Jerzy Leszczyński (born February 8, 1961, in Ciechanowiec) is a Polish politician, civil servant and local government official, who served from 2014 to 2018 a member of the Podlaskie Voivodeship executive board and from 2015 to 2018 as the Marshal of the Podlaskie Voivodeship.

==Biography==
He graduated from the Catholic St. Augustine High School in Warsaw in 1980, and in 1985 from the Faculty of Agriculture of the Warsaw University of Life Sciences. He worked at the Mazowiecko-Podlaski Open-Air Museum of Agriculture in Ciechanowiec, then from 1987 to 2002 at the Agricultural Advisory Center in Szepietowo. Since 2002, he has been professionally associated with the Agency for Restructuring and Modernisation of Agriculture, becoming deputy director of the Podlaskie regional branch based in Łomża.
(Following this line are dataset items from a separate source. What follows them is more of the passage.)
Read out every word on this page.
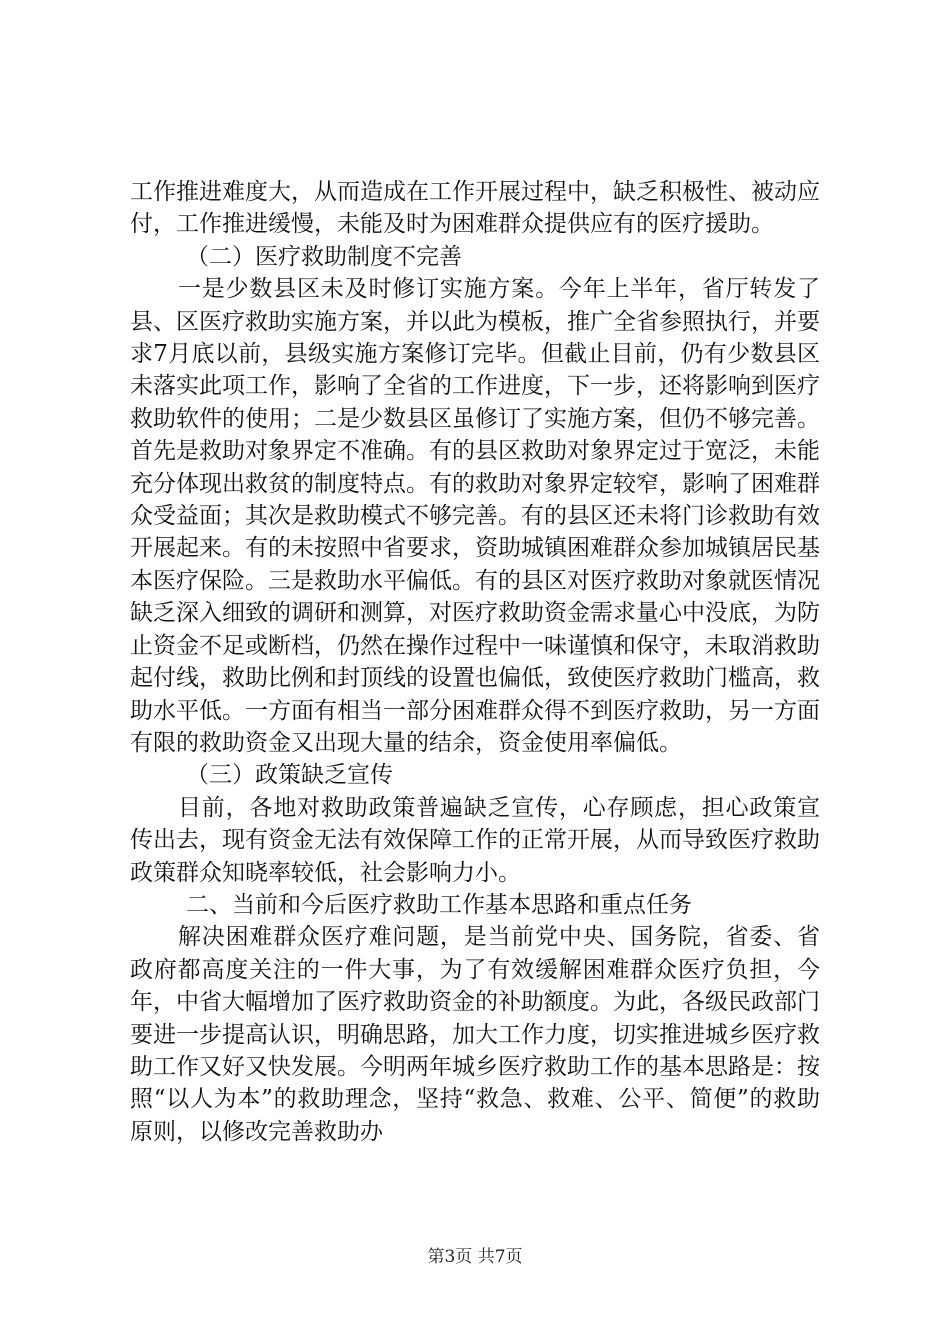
工作推进难度大，从而造成在工作开展过程中，缺乏积极性、被动应付，工作推进缓慢，未能及时为困难群众提供应有的医疗援助。

（二）医疗救助制度不完善

一是少数县区未及时修订实施方案。今年上半年，省厅转发了县、区医疗救助实施方案，并以此为模板，推广全省参照执行，并要求7月底以前，县级实施方案修订完毕。但截止目前，仍有少数县区未落实此项工作，影响了全省的工作进度，下一步，还将影响到医疗救助软件的使用；二是少数县区虽修订了实施方案，但仍不够完善。首先是救助对象界定不准确。有的县区救助对象界定过于宽泛，未能充分体现出救贫的制度特点。有的救助对象界定较窄，影响了困难群众受益面；其次是救助模式不够完善。有的县区还未将门诊救助有效开展起来。有的未按照中省要求，资助城镇困难群众参加城镇居民基本医疗保险。三是救助水平偏低。有的县区对医疗救助对象就医情况缺乏深入细致的调研和测算，对医疗救助资金需求量心中没底，为防止资金不足或断档，仍然在操作过程中一味谨慎和保守，未取消救助起付线，救助比例和封顶线的设置也偏低，致使医疗救助门槛高，救助水平低。一方面有相当一部分困难群众得不到医疗救助，另一方面有限的救助资金又出现大量的结余，资金使用率偏低。

（三）政策缺乏宣传

目前，各地对救助政策普遍缺乏宣传，心存顾虑，担心政策宣传出去，现有资金无法有效保障工作的正常开展，从而导致医疗救助政策群众知晓率较低，社会影响力小。

二、当前和今后医疗救助工作基本思路和重点任务

解决困难群众医疗难问题，是当前党中央、国务院，省委、省政府都高度关注的一件大事，为了有效缓解困难群众医疗负担，今年，中省大幅增加了医疗救助资金的补助额度。为此，各级民政部门要进一步提高认识，明确思路，加大工作力度，切实推进城乡医疗救助工作又好又快发展。今明两年城乡医疗救助工作的基本思路是：按照“以人为本”的救助理念，坚持“救急、救难、公平、简便”的救助原则，以修改完善救助办

第3页 共7页
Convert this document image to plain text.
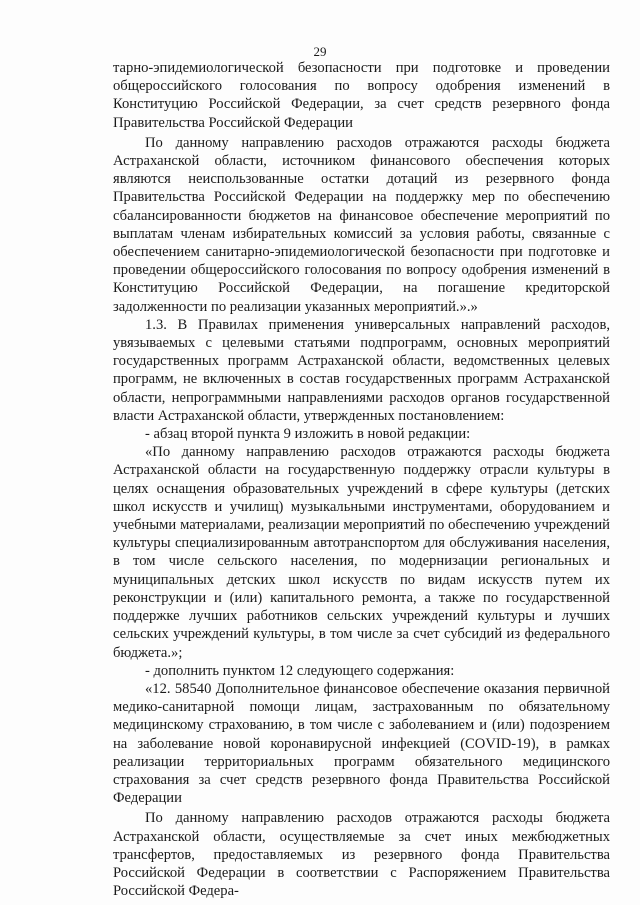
29

тарно-эпидемиологической безопасности при подготовке и проведении общероссийского голосования по вопросу одобрения изменений в Конституцию Российской Федерации, за счет средств резервного фонда Правительства Российской Федерации

По данному направлению расходов отражаются расходы бюджета Астраханской области, источником финансового обеспечения которых являются неиспользованные остатки дотаций из резервного фонда Правительства Российской Федерации на поддержку мер по обеспечению сбалансированности бюджетов на финансовое обеспечение мероприятий по выплатам членам избирательных комиссий за условия работы, связанные с обеспечением санитарно-эпидемиологической безопасности при подготовке и проведении общероссийского голосования по вопросу одобрения изменений в Конституцию Российской Федерации, на погашение кредиторской задолженности по реализации указанных мероприятий.».»

1.3. В Правилах применения универсальных направлений расходов, увязываемых с целевыми статьями подпрограмм, основных мероприятий государственных программ Астраханской области, ведомственных целевых программ, не включенных в состав государственных программ Астраханской области, непрограммными направлениями расходов органов государственной власти Астраханской области, утвержденных постановлением:

- абзац второй пункта 9 изложить в новой редакции:

«По данному направлению расходов отражаются расходы бюджета Астраханской области на государственную поддержку отрасли культуры в целях оснащения образовательных учреждений в сфере культуры (детских школ искусств и училищ) музыкальными инструментами, оборудованием и учебными материалами, реализации мероприятий по обеспечению учреждений культуры специализированным автотранспортом для обслуживания населения, в том числе сельского населения, по модернизации региональных и муниципальных детских школ искусств по видам искусств путем их реконструкции и (или) капитального ремонта, а также по государственной поддержке лучших работников сельских учреждений культуры и лучших сельских учреждений культуры, в том числе за счет субсидий из федерального бюджета.»;

- дополнить пунктом 12 следующего содержания:

«12. 58540 Дополнительное финансовое обеспечение оказания первичной медико-санитарной помощи лицам, застрахованным по обязательному медицинскому страхованию, в том числе с заболеванием и (или) подозрением на заболевание новой коронавирусной инфекцией (COVID-19), в рамках реализации территориальных программ обязательного медицинского страхования за счет средств резервного фонда Правительства Российской Федерации

По данному направлению расходов отражаются расходы бюджета Астраханской области, осуществляемые за счет иных межбюджетных трансфертов, предоставляемых из резервного фонда Правительства Российской Федерации в соответствии с Распоряжением Правительства Российской Федера-
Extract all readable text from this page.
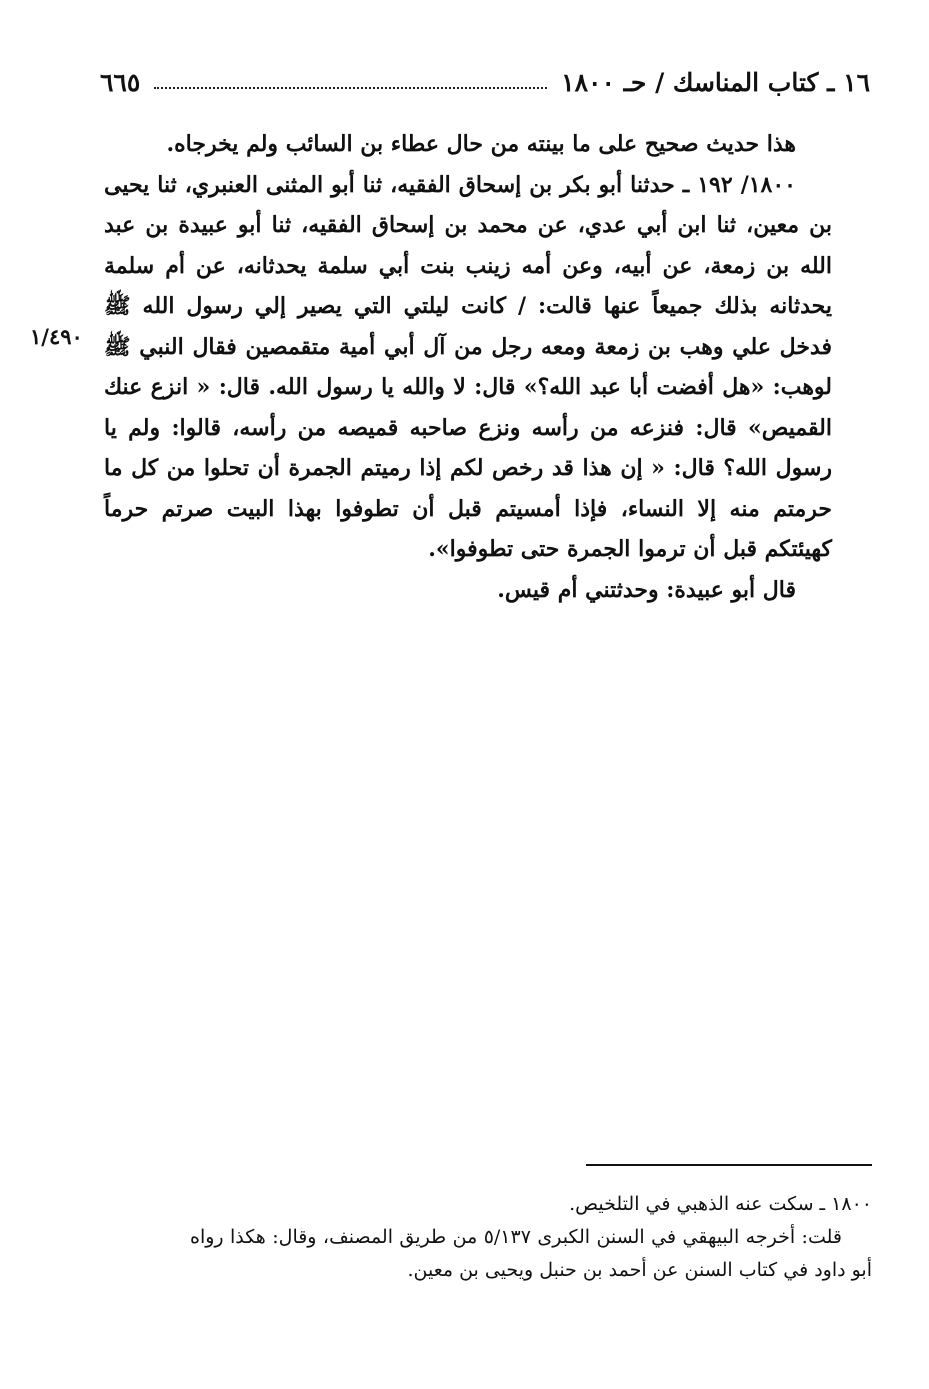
١٦ ـ كتاب المناسك / حـ ١٨٠٠
٦٦٥

هذا حديث صحيح على ما بينته من حال عطاء بن السائب ولم يخرجاه.

١٨٠٠/ ١٩٢ ـ حدثنا أبو بكر بن إسحاق الفقيه، ثنا أبو المثنى العنبري، ثنا يحيى بن معين، ثنا ابن أبي عدي، عن محمد بن إسحاق الفقيه، ثنا أبو عبيدة بن عبد الله بن زمعة، عن أبيه، وعن أمه زينب بنت أبي سلمة يحدثانه، عن أم سلمة يحدثانه بذلك جميعاً عنها قالت: / كانت ليلتي التي يصير إلي رسول الله ﷺ فدخل علي وهب بن زمعة ومعه رجل من آل أبي أمية متقمصين فقال النبي ﷺ لوهب: «هل أفضت أبا عبد الله؟» قال: لا والله يا رسول الله. قال: « انزع عنك القميص» قال: فنزعه من رأسه ونزع صاحبه قميصه من رأسه، قالوا: ولم يا رسول الله؟ قال: « إن هذا قد رخص لكم إذا رميتم الجمرة أن تحلوا من كل ما حرمتم منه إلا النساء، فإذا أمسيتم قبل أن تطوفوا بهذا البيت صرتم حرماً كهيئتكم قبل أن ترموا الجمرة حتى تطوفوا».

قال أبو عبيدة: وحدثتني أم قيس.

١/٤٩٠

١٨٠٠ ـ سكت عنه الذهبي في التلخيص.

قلت: أخرجه البيهقي في السنن الكبرى ٥/١٣٧ من طريق المصنف، وقال: هكذا رواه أبو داود في كتاب السنن عن أحمد بن حنبل ويحيى بن معين.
An activist of the agricultural self-government within agricultural chambers, appointed to the provincial board of the Polish People's Party. In the parliamentary elections of 2011 and 2015, he unsuccessfully ran for a seat in parliament.

In 2014, he was elected as a councilor of the Podlaskie Voivodeship Sejmik, then he took up the position of a member of the newly established provincial board. On November 9, 2015, he was appointed as the new marshal of the Podlaskie province, replacing Mieczysław Baszko. In 2018 and 2024, he was again elected as a provincial councilor. On November 22, 2018, Artur Kosicki was elected as the new marshal, but the full provincial board was not elected at that time. Jerzy Leszczyński ended his term of office after it was completed on December 11, 2018.

In 2019, he took the position of secretary of the Gmina Klukowo, and in connection with that, he resigned from membership in the PSL. In the elections of the same year, he unsuccessfully ran for a parliamentary seat from the PSL list. In 2023, he ran for the Sejm on behalf of the Third Way, co-founded by the PSL party.